Der AKP-Vorsitzende und Präsident Recep Tayyip Erdoğan kündigte neue Parteibeitritte an und sagte: "Wie viele aus Aydın sind hier, lasst mich sehen? Lasst mich Aydın sehen, Aydın."
CHP-Chef Özel reagierte sehr scharf auf Çerçioğlu und äußerte: "Oh, du 'Topuklayan Efe' (flüchtender Efe), diese Stimmen wurden der CHP gegeben. Schande über dich. Möge es dir nicht zum Segen gereichen."
Der Journalist İsmail Saymaz nannte die Namen der 9 Bürgermeister, die heute (am 14. August, dem Gründungstag der AKP) der AKP beitreten werden. Die betreffenden Namen lauten wie folgt:
Özlem Çerçioğlu – Bürgermeisterin der Stadt Aydın (CHP)
Mustafa İberya Arıkan – Bürgermeister von Söke, Aydın (CHP)
Malik Ercan – Bürgermeister von Yenipazar, Aydın (CHP)
Osman Yıldırımkaya – Bürgermeister von Sultanhisar, Aydın (CHP)
Umut Yılmaz – Bürgermeister von Şehitkamil, Gaziantep (CHP)
Yasemin Fazlaca – Bürgermeisterin von Altınova, Yalova (CHP)
Mustafa Kodal – Bürgermeister von Yalvaç, Isparta (İYİ Parti)
İsmail Akpınar – Bürgermeister von Yeşiltepe, Aksaray (İYİ Parti)
Muammer Yanık – Bürgermeister von Bozkurt, Kastamonu (Parteilos)
In einer Sendung von Halk TV äußerte sich Saymaz zudem wie folgt zu den Kommunalverwaltungen:
"Die AK-Partei transferiert derzeit einige Abgeordnete, indem sie ihnen eine Wiederwahl in der nächsten Legislaturperiode garantiert, anderen Büros in der Parteiführung verspricht und wieder andere durch die Tilgung ihrer Schulden überzeugt.

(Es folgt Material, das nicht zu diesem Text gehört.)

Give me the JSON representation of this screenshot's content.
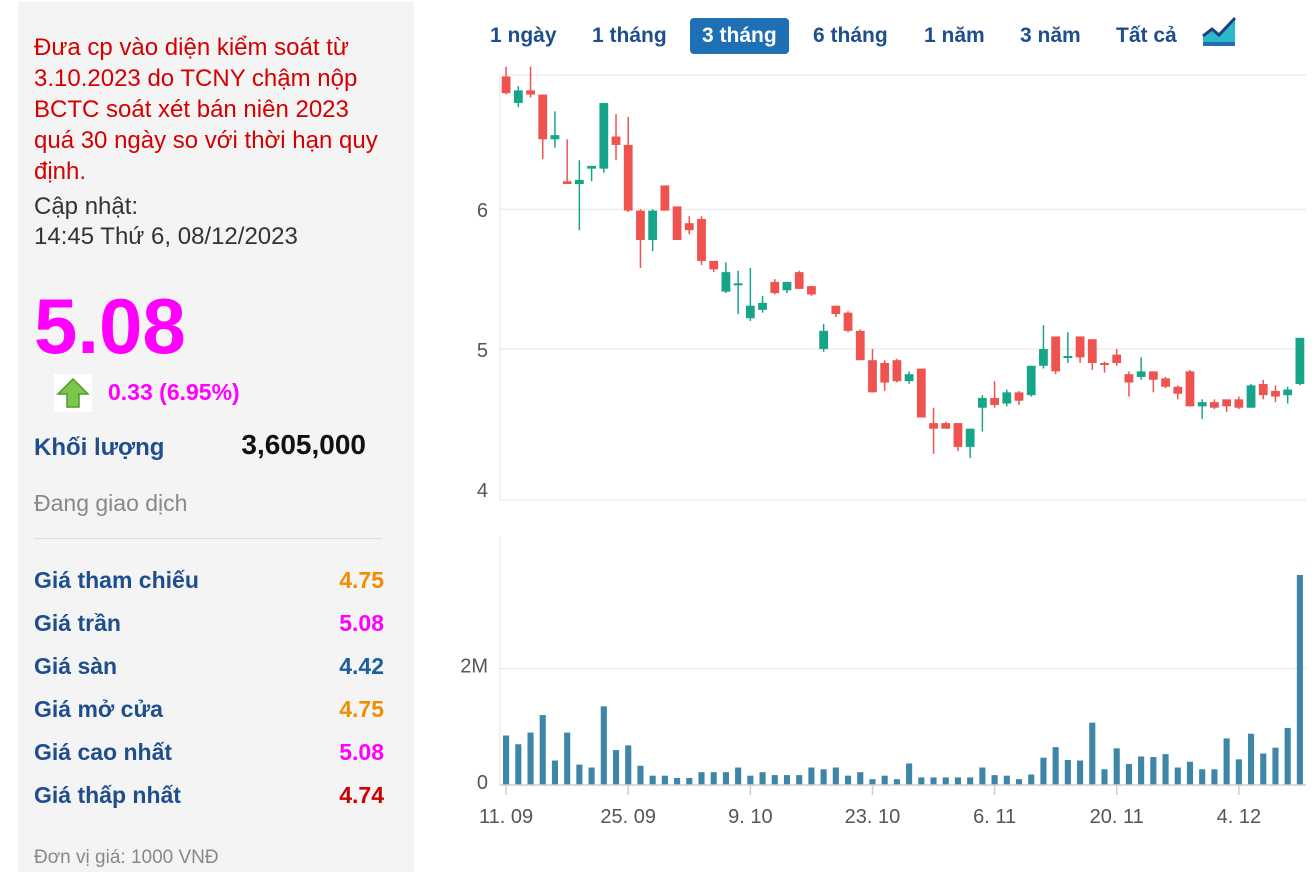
{
  "info": {
    "notice": "Đưa cp vào diện kiểm soát từ 3.10.2023 do TCNY chậm nộp BCTC soát xét bán niên 2023 quá 30 ngày so với thời hạn quy định.",
    "updated_label": "Cập nhật:",
    "updated_time": "14:45 Thứ 6, 08/12/2023",
    "price": "5.08",
    "change": "0.33 (6.95%)",
    "trend_icon": "up-arrow-icon",
    "volume_label": "Khối lượng",
    "volume_value": "3,605,000",
    "status": "Đang giao dịch",
    "unit": "Đơn vị giá: 1000 VNĐ"
  },
  "stats": [
    {
      "label": "Giá tham chiếu",
      "value": "4.75",
      "color": "#f28c00"
    },
    {
      "label": "Giá trần",
      "value": "5.08",
      "color": "#ff00ff"
    },
    {
      "label": "Giá sàn",
      "value": "4.42",
      "color": "#1a5f9e"
    },
    {
      "label": "Giá mở cửa",
      "value": "4.75",
      "color": "#f28c00"
    },
    {
      "label": "Giá cao nhất",
      "value": "5.08",
      "color": "#ff00ff"
    },
    {
      "label": "Giá thấp nhất",
      "value": "4.74",
      "color": "#cc0000"
    }
  ],
  "ranges": [
    {
      "label": "1 ngày",
      "active": false
    },
    {
      "label": "1 tháng",
      "active": false
    },
    {
      "label": "3 tháng",
      "active": true
    },
    {
      "label": "6 tháng",
      "active": false
    },
    {
      "label": "1 năm",
      "active": false
    },
    {
      "label": "3 năm",
      "active": false
    },
    {
      "label": "Tất cả",
      "active": false
    }
  ],
  "chart_type_icon": "area-chart-icon",
  "colors": {
    "up": "#17a589",
    "down": "#ef5350",
    "volume": "#3d86a8",
    "active_range": "#1f6fb5"
  },
  "chart_data": {
    "type": "candlestick",
    "x_tick_labels": [
      "11. 09",
      "25. 09",
      "9. 10",
      "23. 10",
      "6. 11",
      "20. 11",
      "4. 12"
    ],
    "price_axis": {
      "ticks": [
        "4",
        "5",
        "6"
      ],
      "range": [
        3.92,
        6.96
      ]
    },
    "volume_axis": {
      "ticks": [
        "0",
        "2M"
      ],
      "range": [
        0,
        4000000
      ]
    },
    "grid": true,
    "candles": [
      {
        "o": 6.95,
        "h": 7.02,
        "l": 6.82,
        "c": 6.83
      },
      {
        "o": 6.76,
        "h": 6.88,
        "l": 6.73,
        "c": 6.85
      },
      {
        "o": 6.85,
        "h": 7.02,
        "l": 6.8,
        "c": 6.82
      },
      {
        "o": 6.82,
        "h": 6.82,
        "l": 6.36,
        "c": 6.5
      },
      {
        "o": 6.5,
        "h": 6.7,
        "l": 6.44,
        "c": 6.53
      },
      {
        "o": 6.2,
        "h": 6.5,
        "l": 6.18,
        "c": 6.18
      },
      {
        "o": 6.18,
        "h": 6.35,
        "l": 5.85,
        "c": 6.21
      },
      {
        "o": 6.29,
        "h": 6.31,
        "l": 6.2,
        "c": 6.31
      },
      {
        "o": 6.29,
        "h": 6.76,
        "l": 6.26,
        "c": 6.76
      },
      {
        "o": 6.52,
        "h": 6.68,
        "l": 6.35,
        "c": 6.46
      },
      {
        "o": 6.46,
        "h": 6.66,
        "l": 5.98,
        "c": 5.99
      },
      {
        "o": 5.99,
        "h": 6.0,
        "l": 5.58,
        "c": 5.78
      },
      {
        "o": 5.78,
        "h": 6.0,
        "l": 5.7,
        "c": 5.99
      },
      {
        "o": 6.17,
        "h": 6.17,
        "l": 5.99,
        "c": 5.99
      },
      {
        "o": 6.02,
        "h": 6.02,
        "l": 5.78,
        "c": 5.78
      },
      {
        "o": 5.9,
        "h": 5.95,
        "l": 5.82,
        "c": 5.85
      },
      {
        "o": 5.93,
        "h": 5.95,
        "l": 5.6,
        "c": 5.63
      },
      {
        "o": 5.63,
        "h": 5.63,
        "l": 5.55,
        "c": 5.57
      },
      {
        "o": 5.41,
        "h": 5.62,
        "l": 5.4,
        "c": 5.55
      },
      {
        "o": 5.47,
        "h": 5.56,
        "l": 5.25,
        "c": 5.47
      },
      {
        "o": 5.22,
        "h": 5.58,
        "l": 5.2,
        "c": 5.31
      },
      {
        "o": 5.28,
        "h": 5.38,
        "l": 5.26,
        "c": 5.33
      },
      {
        "o": 5.48,
        "h": 5.5,
        "l": 5.39,
        "c": 5.4
      },
      {
        "o": 5.42,
        "h": 5.48,
        "l": 5.4,
        "c": 5.48
      },
      {
        "o": 5.55,
        "h": 5.56,
        "l": 5.43,
        "c": 5.43
      },
      {
        "o": 5.45,
        "h": 5.45,
        "l": 5.38,
        "c": 5.39
      },
      {
        "o": 5.0,
        "h": 5.18,
        "l": 4.98,
        "c": 5.13
      },
      {
        "o": 5.31,
        "h": 5.31,
        "l": 5.23,
        "c": 5.25
      },
      {
        "o": 5.26,
        "h": 5.27,
        "l": 5.12,
        "c": 5.13
      },
      {
        "o": 5.13,
        "h": 5.14,
        "l": 4.92,
        "c": 4.92
      },
      {
        "o": 4.92,
        "h": 5.0,
        "l": 4.69,
        "c": 4.69
      },
      {
        "o": 4.9,
        "h": 4.92,
        "l": 4.7,
        "c": 4.76
      },
      {
        "o": 4.92,
        "h": 4.93,
        "l": 4.76,
        "c": 4.77
      },
      {
        "o": 4.77,
        "h": 4.84,
        "l": 4.75,
        "c": 4.82
      },
      {
        "o": 4.86,
        "h": 4.86,
        "l": 4.51,
        "c": 4.51
      },
      {
        "o": 4.47,
        "h": 4.58,
        "l": 4.25,
        "c": 4.43
      },
      {
        "o": 4.47,
        "h": 4.48,
        "l": 4.43,
        "c": 4.43
      },
      {
        "o": 4.47,
        "h": 4.47,
        "l": 4.27,
        "c": 4.3
      },
      {
        "o": 4.3,
        "h": 4.43,
        "l": 4.22,
        "c": 4.43
      },
      {
        "o": 4.58,
        "h": 4.67,
        "l": 4.41,
        "c": 4.65
      },
      {
        "o": 4.65,
        "h": 4.77,
        "l": 4.58,
        "c": 4.6
      },
      {
        "o": 4.61,
        "h": 4.71,
        "l": 4.59,
        "c": 4.69
      },
      {
        "o": 4.69,
        "h": 4.7,
        "l": 4.6,
        "c": 4.63
      },
      {
        "o": 4.67,
        "h": 4.88,
        "l": 4.66,
        "c": 4.88
      },
      {
        "o": 4.88,
        "h": 5.17,
        "l": 4.86,
        "c": 5.0
      },
      {
        "o": 5.09,
        "h": 5.09,
        "l": 4.82,
        "c": 4.84
      },
      {
        "o": 4.95,
        "h": 5.12,
        "l": 4.9,
        "c": 4.95
      },
      {
        "o": 5.09,
        "h": 5.09,
        "l": 4.9,
        "c": 4.94
      },
      {
        "o": 5.07,
        "h": 5.07,
        "l": 4.85,
        "c": 4.9
      },
      {
        "o": 4.9,
        "h": 4.91,
        "l": 4.83,
        "c": 4.89
      },
      {
        "o": 4.96,
        "h": 5.0,
        "l": 4.88,
        "c": 4.9
      },
      {
        "o": 4.82,
        "h": 4.84,
        "l": 4.66,
        "c": 4.76
      },
      {
        "o": 4.8,
        "h": 4.94,
        "l": 4.78,
        "c": 4.84
      },
      {
        "o": 4.84,
        "h": 4.84,
        "l": 4.69,
        "c": 4.78
      },
      {
        "o": 4.79,
        "h": 4.8,
        "l": 4.72,
        "c": 4.73
      },
      {
        "o": 4.73,
        "h": 4.74,
        "l": 4.64,
        "c": 4.68
      },
      {
        "o": 4.84,
        "h": 4.85,
        "l": 4.59,
        "c": 4.59
      },
      {
        "o": 4.59,
        "h": 4.64,
        "l": 4.5,
        "c": 4.62
      },
      {
        "o": 4.62,
        "h": 4.64,
        "l": 4.57,
        "c": 4.58
      },
      {
        "o": 4.64,
        "h": 4.64,
        "l": 4.55,
        "c": 4.59
      },
      {
        "o": 4.64,
        "h": 4.66,
        "l": 4.57,
        "c": 4.58
      },
      {
        "o": 4.58,
        "h": 4.75,
        "l": 4.58,
        "c": 4.74
      },
      {
        "o": 4.75,
        "h": 4.78,
        "l": 4.64,
        "c": 4.67
      },
      {
        "o": 4.7,
        "h": 4.74,
        "l": 4.62,
        "c": 4.66
      },
      {
        "o": 4.67,
        "h": 4.73,
        "l": 4.61,
        "c": 4.71
      },
      {
        "o": 4.75,
        "h": 5.08,
        "l": 4.74,
        "c": 5.08
      }
    ],
    "volumes": [
      850000,
      700000,
      900000,
      1200000,
      420000,
      900000,
      350000,
      300000,
      1350000,
      600000,
      680000,
      330000,
      160000,
      160000,
      120000,
      120000,
      220000,
      220000,
      220000,
      300000,
      160000,
      220000,
      170000,
      170000,
      170000,
      300000,
      270000,
      300000,
      160000,
      220000,
      100000,
      160000,
      100000,
      370000,
      130000,
      130000,
      130000,
      130000,
      130000,
      300000,
      170000,
      160000,
      100000,
      180000,
      470000,
      650000,
      430000,
      420000,
      1070000,
      270000,
      630000,
      360000,
      490000,
      480000,
      530000,
      300000,
      400000,
      270000,
      270000,
      800000,
      440000,
      880000,
      540000,
      640000,
      980000,
      3605000
    ]
  }
}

Bei den Kommunalverwaltungen versucht sie, Orte, die sie an der Wahlurne nicht gewinnen konnte, auf diesem Weg zu erobern, indem sie den Gemeinden, denen sie bisher keine Mittel zugewiesen hat, nun Geld verspricht oder andere durch Ermittlungen unter Druck setzt. Aber das wird die AK-Partei nicht retten."